Suzanne Collins first thought of the concept behind The Hunger Games as she was sitting at home watching television. As she flipped through channels of reality TV and coverage of the Iraq war, Collins realized that there was an enormous divide between the content audiences were consuming…and it unsettled her.
I, alongside others, was reminded of this feeling once again last Monday night, when news of Israel’s ban of Al-Jazeera—the only media network on the ground documenting the genocide in Palestine—and the invasion of Rafah flooded my timeline.
Among pictures of children buried in the rubble were social media threads of celebrities at the Met Gala. Countless social media users were raving about the intricate dresses celebrities were wearing—others were calling the event “dystopian” because it eerily resembled Collins’s The Hunger Games Trilogy.
A dystopia or an anti-utopia, is a fictional world in which the central government creates fear in its inhabitants by ensuring that their living conditions are poor and dehumanizing.
While the tweets and posts exclaiming about the similarities between the Met Gala and The Hunger Games are right in the sense that it’s an uncomfortable similarity, I think the one flaw in them all is the captioning. Social media users were claiming that a timeline flooded with pictures of celebrities wearing insane dresses one second to videos of crying injured children the next was “dystopian.”

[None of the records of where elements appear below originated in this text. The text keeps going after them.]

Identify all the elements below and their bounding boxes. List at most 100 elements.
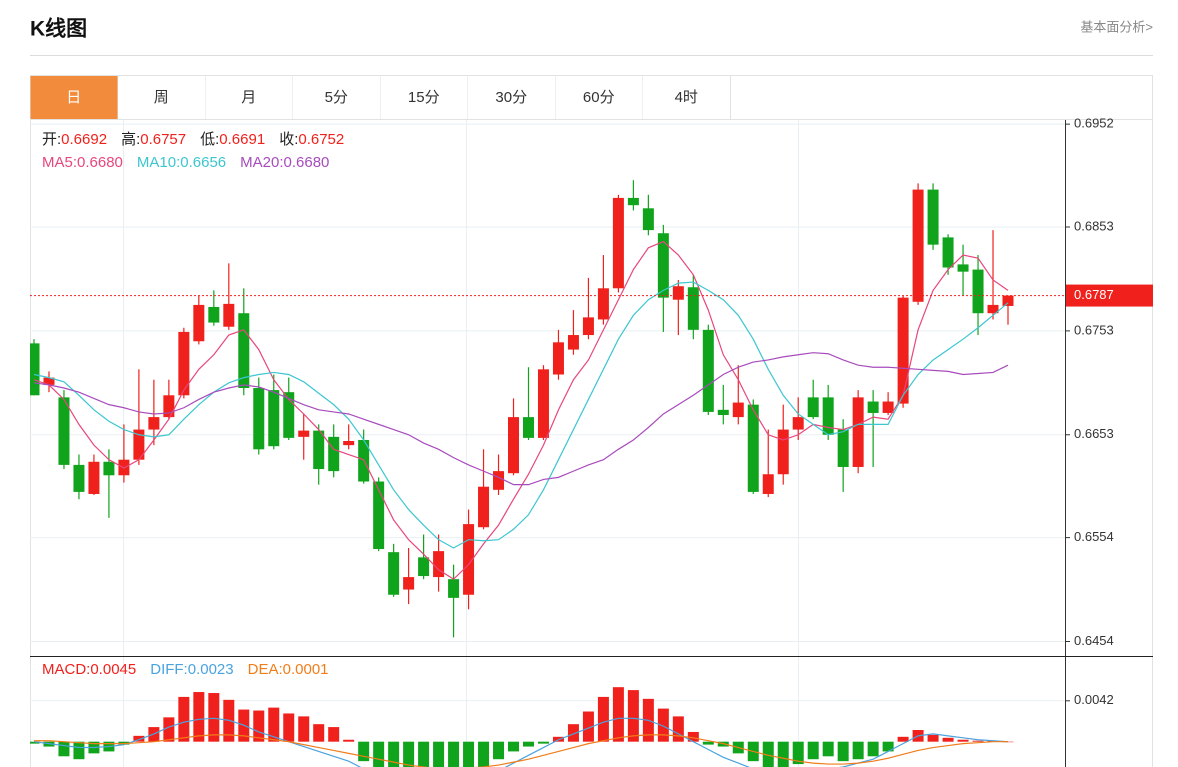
candle-body [762,474,774,494]
last-price-label: 0.6787 [1074,287,1114,302]
candle-body [897,297,909,404]
candle-body [852,397,864,467]
candle-body [133,429,145,460]
candle-body [582,317,594,336]
tab-label[interactable]: 5分 [325,89,348,106]
macd-bar [208,693,220,742]
tab[interactable] [555,76,643,119]
candle-body [747,404,759,492]
macd-bar [163,717,175,742]
tab-label[interactable]: 月 [241,89,256,106]
legend-value: 0.0001 [283,661,329,678]
candle-body [148,417,160,430]
tab[interactable] [293,76,380,119]
legend-value: 0.6680 [77,154,123,171]
tab[interactable] [30,76,118,119]
macd-bar [133,735,145,742]
legend-value: 0.6680 [284,154,330,171]
tab[interactable] [643,76,730,119]
candle-body [448,579,460,598]
candle-body [403,577,415,590]
tab-label[interactable]: 15分 [408,89,440,106]
plot-area [30,180,1065,638]
tab-label[interactable]: 4时 [675,89,698,106]
macd-bar [852,741,864,760]
candle-body [343,441,355,446]
plot-area [30,687,1014,767]
macd-bar [73,741,85,760]
legend-value: 0.6752 [298,131,344,148]
macd-bar [58,741,70,757]
tab[interactable] [205,76,293,119]
macd-bar [253,710,265,742]
macd-bar [882,741,894,752]
candle-body [912,189,924,302]
candle-body [238,313,250,389]
macd-bar [343,739,355,742]
candle-body [732,402,744,418]
ma-line [33,352,1009,486]
candle-body [567,335,579,350]
fundamental-link[interactable]: 基本面分析> [1080,19,1153,34]
legend-value: 0.6691 [219,131,265,148]
tab[interactable] [380,76,468,119]
macd-bar [313,724,325,742]
candle-body [837,429,849,467]
ma-line [33,281,1009,549]
candle-body [717,409,729,416]
macd-bar [657,708,669,742]
macd-bar [867,741,879,757]
candle-body [43,377,55,385]
macd-bar [897,736,909,742]
candle-body [493,471,505,490]
candle-body [597,288,609,320]
legend-label: DIFF: [150,661,188,678]
macd-bar [463,741,475,767]
macd-bar [328,727,340,742]
macd-bar [193,692,205,742]
candle-body [777,429,789,475]
candle-body [163,395,175,418]
macd-bar [537,741,549,744]
y-tick-label: 0.6753 [1074,322,1114,337]
macd-bar [448,741,460,767]
tab-label[interactable]: 日 [66,89,81,106]
candle-body [957,264,969,272]
macd-bar [672,716,684,742]
macd-bar [522,741,534,747]
macd-bar [508,741,520,752]
candle-body [433,551,445,578]
y-tick-label: 0.0042 [1074,692,1114,707]
candle-body [822,397,834,435]
tab[interactable] [118,76,205,119]
candle-body [73,464,85,492]
ma-line [33,240,1009,580]
legend-value: 0.0045 [90,661,136,678]
legend-value: 0.6757 [140,131,186,148]
y-tick-label: 0.6454 [1074,633,1114,648]
macd-bar [957,739,969,742]
tab-bar: 日 周 月 5分 15分 30分 60分 4时 [30,76,731,119]
tab-label[interactable]: 30分 [495,89,527,106]
legend-label: 高: [121,131,140,148]
candle-body [687,287,699,330]
candle-body [552,342,564,375]
legend-label: MA10: [137,154,180,171]
legend-label: DEA: [248,661,283,678]
y-tick-label: 0.6952 [1074,116,1114,131]
legend: MACD:0.0045 DIFF:0.0023 DEA:0.0001 [42,661,329,678]
macd-bar [822,741,834,757]
tab-label[interactable]: 60分 [583,89,615,106]
tab-label[interactable]: 周 [154,89,169,106]
chart-frame [30,75,1153,767]
macd-bar [298,716,310,742]
candle-body [30,343,40,396]
tab[interactable] [468,76,555,119]
candle-body [612,197,624,289]
candle-body [508,417,520,474]
legend-value: 0.6656 [180,154,226,171]
macd-bar [358,741,370,762]
macd-bar [433,741,445,767]
macd-bar [972,740,984,742]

However, nothing about the genocide and attempted erasure of an entire population and their history is fictional. Trying to describe a genocide through phrases like “this feels so dystopian” is counterintuitive to the work of journalists and Palestinians who have tried so hard to get the world to believe their suffering is really happening.
I’m not saying it’s a bad thing for people to point out these similarities as a form of critiquing the status quo. That’s what dystopian novels are meant to teach us.
All I am saying is that by calling something that is happening in real life “dystopian” instead of saying it is disgusting or disturbing, we are not only taking away value from the situation at hand but also creating leeway for others to simply scroll past these photos and videos.
While some may argue that this is nothing new and that multiple genocides have happened all over the world, the truth is, that our obligation to be truthful in the way we advocate for Palestine stems from the fact that our country has a direct link to Israel.
The president has denied Israel’s wrongdoings to the public eye more than once. On Tuesday, Congress approved a Biden Package of more than $1 billion worth of weapons.
When we condense a situation to a few buzzwords to make it easier for us to consume, the easier it is for the U.S. to get away with enabling the destruction of an entire country. It’s important we realize that the language we use is not helping the cause at all and when we re-word the narrative, we normalize the violence.
Think of all of the times you came across a new headline about a shooting. The more we saw, the less it shocked us. And that is where the danger lies.
We can’t risk desensitizing ourselves to genocide. It’d be unfair to Palestinians for us to simply move on with our lives when they’ll likely never be given the same chance.
So while seeing celebrities spend thousands of dollars to put on extravagant displays of wealth for our consumption was fun at some point, we have long passed a point in time in which “I don’t get into politics” is still a somewhat passable excuse for ignorance.
Instead of treating real-life suffering as a story that could only happen in an alternate universe, stop trying to make things easier for you to consume. Reshare videos posted by Palestinians in Rafah. Educate friends, family and followers by pointing them in the direction of Palestinian content creators.
If you’re already doing all of the above, then strengthen your advocacy by using language that doesn’t bury the truth. Be direct. Don’t embellish. Don’t sugar-coat. No cushioning the blow.
And for the love of god, stop reposting Zendaya’s Met Gala look (all three of them).
It’s the least we can do for the Palestinian martyrs.